A figura encapuzada entrou direto pelo portão principal da paliçada. Os guardas internos da fortaleza improvisada se entreolharam sem entender nada e buscaram apoio no homem que chamavam apenas pela alcunha de "sargento". Afinal de contas ninguém entrava assim, sem ser anunciado, na fortaleza do autoproclamado Barão de Balassar. O sargento era um mercenário experimentado de várias guerras, e estava enfiado numa armadura de placas que tinha visto mais ação do que a maioria de seus homens. Ele parou de afiar sua espada longa e passou a acompanhar silenciosamente a figura encapuzada enquanto esta se encaminhava em sua direção a passos decididos. Não demorou muito para que estivessem a menos de cinco passos um do outro.

- Eu vim ver o barão. – Anunciou o homem encapuzado, num tom de voz férreo.

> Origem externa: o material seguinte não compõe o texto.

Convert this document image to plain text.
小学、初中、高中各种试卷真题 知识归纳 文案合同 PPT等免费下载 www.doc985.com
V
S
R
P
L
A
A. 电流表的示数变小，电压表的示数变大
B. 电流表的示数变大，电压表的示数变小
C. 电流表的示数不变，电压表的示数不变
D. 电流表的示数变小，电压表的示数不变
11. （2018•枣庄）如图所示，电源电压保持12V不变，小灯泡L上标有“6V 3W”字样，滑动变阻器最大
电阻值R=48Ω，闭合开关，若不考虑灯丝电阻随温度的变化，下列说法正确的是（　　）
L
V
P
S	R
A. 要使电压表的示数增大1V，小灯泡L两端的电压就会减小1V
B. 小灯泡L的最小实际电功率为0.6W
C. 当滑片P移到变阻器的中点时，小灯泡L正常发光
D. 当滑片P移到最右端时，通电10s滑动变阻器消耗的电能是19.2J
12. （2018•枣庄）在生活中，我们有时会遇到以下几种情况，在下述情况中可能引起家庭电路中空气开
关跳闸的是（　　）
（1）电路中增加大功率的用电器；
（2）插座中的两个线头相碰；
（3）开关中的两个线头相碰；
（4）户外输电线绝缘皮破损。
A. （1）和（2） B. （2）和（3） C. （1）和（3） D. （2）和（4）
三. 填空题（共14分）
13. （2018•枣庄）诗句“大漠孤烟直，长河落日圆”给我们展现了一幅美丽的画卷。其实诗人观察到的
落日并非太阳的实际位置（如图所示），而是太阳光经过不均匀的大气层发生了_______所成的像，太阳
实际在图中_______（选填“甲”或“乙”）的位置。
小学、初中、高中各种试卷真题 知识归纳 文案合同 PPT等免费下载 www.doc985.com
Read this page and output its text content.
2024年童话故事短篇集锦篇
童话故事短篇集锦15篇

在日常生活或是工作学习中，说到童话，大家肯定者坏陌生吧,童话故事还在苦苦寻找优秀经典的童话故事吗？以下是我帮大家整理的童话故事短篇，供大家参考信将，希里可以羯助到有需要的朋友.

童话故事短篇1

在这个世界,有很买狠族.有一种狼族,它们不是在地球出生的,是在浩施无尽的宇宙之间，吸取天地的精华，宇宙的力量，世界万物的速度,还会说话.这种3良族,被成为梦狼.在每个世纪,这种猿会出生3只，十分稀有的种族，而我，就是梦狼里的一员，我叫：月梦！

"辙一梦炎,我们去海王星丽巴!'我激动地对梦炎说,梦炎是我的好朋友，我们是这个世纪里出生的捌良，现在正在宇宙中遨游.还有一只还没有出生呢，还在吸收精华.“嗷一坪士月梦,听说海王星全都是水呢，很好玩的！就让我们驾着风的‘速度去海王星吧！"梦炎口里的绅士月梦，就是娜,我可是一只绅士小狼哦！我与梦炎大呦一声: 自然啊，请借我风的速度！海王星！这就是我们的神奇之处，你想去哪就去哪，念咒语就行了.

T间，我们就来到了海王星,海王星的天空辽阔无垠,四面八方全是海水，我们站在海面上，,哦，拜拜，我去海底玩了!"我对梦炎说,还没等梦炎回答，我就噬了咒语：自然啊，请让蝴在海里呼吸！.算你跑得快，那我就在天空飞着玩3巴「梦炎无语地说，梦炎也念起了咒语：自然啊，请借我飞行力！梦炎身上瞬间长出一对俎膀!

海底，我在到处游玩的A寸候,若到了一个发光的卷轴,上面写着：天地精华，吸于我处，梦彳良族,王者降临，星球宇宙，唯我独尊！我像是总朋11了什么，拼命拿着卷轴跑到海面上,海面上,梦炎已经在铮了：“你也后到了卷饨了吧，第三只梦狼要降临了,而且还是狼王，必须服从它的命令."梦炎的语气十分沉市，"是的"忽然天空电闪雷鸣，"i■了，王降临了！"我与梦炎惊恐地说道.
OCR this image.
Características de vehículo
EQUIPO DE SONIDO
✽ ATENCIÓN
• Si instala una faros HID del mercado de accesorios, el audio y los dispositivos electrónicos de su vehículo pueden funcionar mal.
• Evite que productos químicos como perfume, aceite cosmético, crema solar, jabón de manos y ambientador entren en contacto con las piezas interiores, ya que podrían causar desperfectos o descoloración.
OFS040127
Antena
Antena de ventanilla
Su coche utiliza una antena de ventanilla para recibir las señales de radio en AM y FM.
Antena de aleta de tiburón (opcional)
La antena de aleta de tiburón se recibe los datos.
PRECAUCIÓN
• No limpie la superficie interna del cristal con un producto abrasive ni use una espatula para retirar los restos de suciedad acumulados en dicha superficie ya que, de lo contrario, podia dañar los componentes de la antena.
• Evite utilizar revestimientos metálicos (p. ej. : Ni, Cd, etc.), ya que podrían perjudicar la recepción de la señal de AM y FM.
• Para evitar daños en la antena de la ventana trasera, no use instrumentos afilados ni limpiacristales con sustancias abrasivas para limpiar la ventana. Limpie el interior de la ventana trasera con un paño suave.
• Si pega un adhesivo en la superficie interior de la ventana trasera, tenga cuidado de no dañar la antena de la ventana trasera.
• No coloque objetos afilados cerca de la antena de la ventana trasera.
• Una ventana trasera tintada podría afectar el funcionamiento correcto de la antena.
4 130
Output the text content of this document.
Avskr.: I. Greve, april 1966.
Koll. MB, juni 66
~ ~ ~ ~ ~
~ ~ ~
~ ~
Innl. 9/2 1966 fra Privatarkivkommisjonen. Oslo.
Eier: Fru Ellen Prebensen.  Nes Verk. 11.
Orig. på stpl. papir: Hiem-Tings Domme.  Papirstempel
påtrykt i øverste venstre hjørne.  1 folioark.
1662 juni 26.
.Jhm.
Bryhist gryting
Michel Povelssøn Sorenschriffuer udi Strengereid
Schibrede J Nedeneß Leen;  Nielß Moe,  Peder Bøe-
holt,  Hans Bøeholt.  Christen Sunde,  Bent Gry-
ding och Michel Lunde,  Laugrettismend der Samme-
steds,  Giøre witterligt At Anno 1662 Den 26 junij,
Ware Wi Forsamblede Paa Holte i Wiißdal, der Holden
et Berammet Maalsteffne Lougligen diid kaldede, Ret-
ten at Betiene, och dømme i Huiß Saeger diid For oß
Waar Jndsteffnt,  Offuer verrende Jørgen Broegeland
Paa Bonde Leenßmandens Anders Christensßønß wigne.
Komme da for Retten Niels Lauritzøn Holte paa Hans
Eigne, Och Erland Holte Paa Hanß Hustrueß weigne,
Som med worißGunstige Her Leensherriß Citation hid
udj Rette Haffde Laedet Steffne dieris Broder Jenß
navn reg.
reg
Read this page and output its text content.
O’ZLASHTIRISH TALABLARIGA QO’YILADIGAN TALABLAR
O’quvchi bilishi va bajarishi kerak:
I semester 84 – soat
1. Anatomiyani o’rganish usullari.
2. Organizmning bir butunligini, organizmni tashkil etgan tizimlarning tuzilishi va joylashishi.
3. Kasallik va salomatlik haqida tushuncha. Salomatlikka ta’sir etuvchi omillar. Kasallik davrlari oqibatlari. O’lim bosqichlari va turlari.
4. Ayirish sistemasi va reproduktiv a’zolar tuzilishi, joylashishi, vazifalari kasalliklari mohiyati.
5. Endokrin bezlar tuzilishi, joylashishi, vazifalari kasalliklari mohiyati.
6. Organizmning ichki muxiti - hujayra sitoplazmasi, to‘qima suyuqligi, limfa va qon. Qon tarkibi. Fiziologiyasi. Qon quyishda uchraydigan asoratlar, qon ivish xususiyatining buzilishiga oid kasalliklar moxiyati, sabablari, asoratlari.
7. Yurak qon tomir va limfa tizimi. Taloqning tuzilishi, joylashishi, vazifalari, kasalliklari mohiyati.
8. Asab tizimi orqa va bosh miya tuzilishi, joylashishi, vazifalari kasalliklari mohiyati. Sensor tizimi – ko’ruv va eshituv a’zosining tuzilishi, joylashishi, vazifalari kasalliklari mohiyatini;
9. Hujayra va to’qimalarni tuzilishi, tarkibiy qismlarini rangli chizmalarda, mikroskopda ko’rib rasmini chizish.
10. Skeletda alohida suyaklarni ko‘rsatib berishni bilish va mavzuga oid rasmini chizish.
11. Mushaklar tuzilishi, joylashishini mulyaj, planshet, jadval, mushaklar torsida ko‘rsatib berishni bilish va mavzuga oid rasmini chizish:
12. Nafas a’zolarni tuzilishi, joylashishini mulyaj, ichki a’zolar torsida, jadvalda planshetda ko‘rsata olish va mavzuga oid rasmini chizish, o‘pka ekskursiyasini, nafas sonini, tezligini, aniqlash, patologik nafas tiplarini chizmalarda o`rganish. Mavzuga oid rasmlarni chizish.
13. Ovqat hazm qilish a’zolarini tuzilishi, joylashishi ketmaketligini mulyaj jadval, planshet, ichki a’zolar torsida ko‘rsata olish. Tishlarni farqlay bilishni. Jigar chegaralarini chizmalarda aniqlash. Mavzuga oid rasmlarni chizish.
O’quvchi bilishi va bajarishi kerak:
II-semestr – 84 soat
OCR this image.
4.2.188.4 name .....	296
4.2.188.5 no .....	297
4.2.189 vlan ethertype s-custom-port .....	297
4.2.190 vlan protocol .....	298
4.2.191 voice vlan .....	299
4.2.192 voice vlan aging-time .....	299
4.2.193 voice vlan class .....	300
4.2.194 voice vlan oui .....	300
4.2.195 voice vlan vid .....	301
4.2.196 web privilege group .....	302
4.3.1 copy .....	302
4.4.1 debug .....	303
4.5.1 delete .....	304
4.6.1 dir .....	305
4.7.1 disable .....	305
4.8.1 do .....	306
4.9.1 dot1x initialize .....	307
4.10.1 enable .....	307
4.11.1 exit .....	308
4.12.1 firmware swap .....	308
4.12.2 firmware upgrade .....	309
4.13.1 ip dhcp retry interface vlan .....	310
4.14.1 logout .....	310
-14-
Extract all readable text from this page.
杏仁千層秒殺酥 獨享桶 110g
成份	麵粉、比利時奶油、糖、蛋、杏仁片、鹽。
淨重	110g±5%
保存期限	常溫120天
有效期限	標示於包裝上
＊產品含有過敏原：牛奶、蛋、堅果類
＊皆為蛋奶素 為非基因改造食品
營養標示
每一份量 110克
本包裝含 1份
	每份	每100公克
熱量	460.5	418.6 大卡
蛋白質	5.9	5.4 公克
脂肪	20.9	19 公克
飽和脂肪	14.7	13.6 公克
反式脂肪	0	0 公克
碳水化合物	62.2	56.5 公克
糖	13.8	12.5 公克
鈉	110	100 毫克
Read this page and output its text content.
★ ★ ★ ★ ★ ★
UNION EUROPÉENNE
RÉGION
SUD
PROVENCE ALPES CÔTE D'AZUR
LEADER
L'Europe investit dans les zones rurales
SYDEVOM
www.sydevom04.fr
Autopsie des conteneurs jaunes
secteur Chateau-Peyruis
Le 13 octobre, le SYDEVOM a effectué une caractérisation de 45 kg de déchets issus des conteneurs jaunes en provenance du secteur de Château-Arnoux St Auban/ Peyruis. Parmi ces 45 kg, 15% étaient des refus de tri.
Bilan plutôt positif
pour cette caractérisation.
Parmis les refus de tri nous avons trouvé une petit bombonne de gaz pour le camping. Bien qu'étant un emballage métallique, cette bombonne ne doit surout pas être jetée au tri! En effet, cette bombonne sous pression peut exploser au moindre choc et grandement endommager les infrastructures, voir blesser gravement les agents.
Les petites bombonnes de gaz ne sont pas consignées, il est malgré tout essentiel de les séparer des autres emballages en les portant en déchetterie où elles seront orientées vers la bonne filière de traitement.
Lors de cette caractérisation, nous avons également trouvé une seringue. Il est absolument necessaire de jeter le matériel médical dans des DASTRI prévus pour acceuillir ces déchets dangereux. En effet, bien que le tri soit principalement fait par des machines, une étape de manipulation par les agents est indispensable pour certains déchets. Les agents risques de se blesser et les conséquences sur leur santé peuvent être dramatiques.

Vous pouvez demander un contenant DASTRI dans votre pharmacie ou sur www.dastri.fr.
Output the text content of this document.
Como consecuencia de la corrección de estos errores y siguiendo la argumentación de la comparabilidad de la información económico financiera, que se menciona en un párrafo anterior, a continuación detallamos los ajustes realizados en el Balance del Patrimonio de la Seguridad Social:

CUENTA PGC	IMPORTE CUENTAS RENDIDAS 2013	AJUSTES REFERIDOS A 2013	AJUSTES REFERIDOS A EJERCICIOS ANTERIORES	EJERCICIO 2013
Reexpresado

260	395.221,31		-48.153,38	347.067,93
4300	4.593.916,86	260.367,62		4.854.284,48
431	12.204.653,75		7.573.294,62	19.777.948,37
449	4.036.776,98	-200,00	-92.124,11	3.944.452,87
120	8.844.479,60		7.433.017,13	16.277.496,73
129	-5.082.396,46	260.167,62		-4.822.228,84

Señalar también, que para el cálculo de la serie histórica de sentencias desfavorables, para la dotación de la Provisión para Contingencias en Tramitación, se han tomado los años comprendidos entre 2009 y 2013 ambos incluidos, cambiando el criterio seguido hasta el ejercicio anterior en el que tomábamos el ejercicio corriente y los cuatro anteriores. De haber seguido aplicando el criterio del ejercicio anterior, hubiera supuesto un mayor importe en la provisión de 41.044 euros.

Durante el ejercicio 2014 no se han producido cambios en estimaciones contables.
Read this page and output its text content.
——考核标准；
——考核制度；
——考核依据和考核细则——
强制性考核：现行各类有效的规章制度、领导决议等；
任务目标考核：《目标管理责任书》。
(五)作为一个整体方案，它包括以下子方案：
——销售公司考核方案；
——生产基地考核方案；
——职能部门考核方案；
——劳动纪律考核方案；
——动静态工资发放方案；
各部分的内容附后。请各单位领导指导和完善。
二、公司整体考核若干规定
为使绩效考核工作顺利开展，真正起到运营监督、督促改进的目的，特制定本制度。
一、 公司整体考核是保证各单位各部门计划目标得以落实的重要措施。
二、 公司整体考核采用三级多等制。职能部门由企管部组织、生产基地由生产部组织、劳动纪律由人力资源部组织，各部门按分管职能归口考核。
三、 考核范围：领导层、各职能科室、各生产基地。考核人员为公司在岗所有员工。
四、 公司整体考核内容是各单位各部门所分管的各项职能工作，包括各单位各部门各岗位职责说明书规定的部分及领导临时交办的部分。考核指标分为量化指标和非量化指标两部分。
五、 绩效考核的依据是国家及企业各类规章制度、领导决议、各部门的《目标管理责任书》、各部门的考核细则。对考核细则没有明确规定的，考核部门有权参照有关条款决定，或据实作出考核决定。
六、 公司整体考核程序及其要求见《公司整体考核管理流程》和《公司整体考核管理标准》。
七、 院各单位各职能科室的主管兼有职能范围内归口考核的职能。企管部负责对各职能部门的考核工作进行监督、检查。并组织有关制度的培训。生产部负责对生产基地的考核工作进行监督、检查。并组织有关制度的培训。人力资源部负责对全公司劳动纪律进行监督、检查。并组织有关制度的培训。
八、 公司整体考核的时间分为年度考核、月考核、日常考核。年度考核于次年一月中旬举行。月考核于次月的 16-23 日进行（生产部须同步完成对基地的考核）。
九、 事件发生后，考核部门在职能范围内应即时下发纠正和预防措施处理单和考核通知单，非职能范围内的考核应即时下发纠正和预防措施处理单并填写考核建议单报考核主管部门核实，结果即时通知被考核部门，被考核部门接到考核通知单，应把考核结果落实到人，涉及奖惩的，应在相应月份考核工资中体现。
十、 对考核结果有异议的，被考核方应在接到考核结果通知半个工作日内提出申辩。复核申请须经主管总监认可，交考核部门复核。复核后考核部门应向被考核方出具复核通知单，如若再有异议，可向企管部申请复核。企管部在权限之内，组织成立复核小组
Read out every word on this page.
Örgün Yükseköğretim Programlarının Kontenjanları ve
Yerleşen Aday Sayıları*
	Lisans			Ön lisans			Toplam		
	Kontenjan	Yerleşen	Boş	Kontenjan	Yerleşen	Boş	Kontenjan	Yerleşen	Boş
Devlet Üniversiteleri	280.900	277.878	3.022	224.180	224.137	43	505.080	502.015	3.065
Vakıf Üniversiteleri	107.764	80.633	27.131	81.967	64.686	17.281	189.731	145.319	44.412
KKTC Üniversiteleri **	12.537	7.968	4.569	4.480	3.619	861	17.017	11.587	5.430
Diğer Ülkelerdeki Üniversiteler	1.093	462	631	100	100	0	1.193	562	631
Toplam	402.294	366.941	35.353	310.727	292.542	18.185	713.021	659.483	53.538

- É mesmo? – Replicou o sargento, pondo-se finalmente de pé, e jogando sua espada recém-afiada sobre o ombro esquerdo, da mesma forma que os alabardeiros descansam suas alabardas quando estão em marcha. – E quem você pensa que é, e que assuntos teria a tratar com o Barão de Balassar?

O encapuzado percebeu que os demais soldados do barão encheram-se de coragem em face à atitude desafiadora de seu comandante direto e passaram a se aproximar perigosamente. Ele limitou-se a abrir a capa do capuz, revelando o que ele realmente carregava em uma das mãos. Quando ele jogou a sacola de lona no chão, o nó se desfez revelando seu conteúdo macabro.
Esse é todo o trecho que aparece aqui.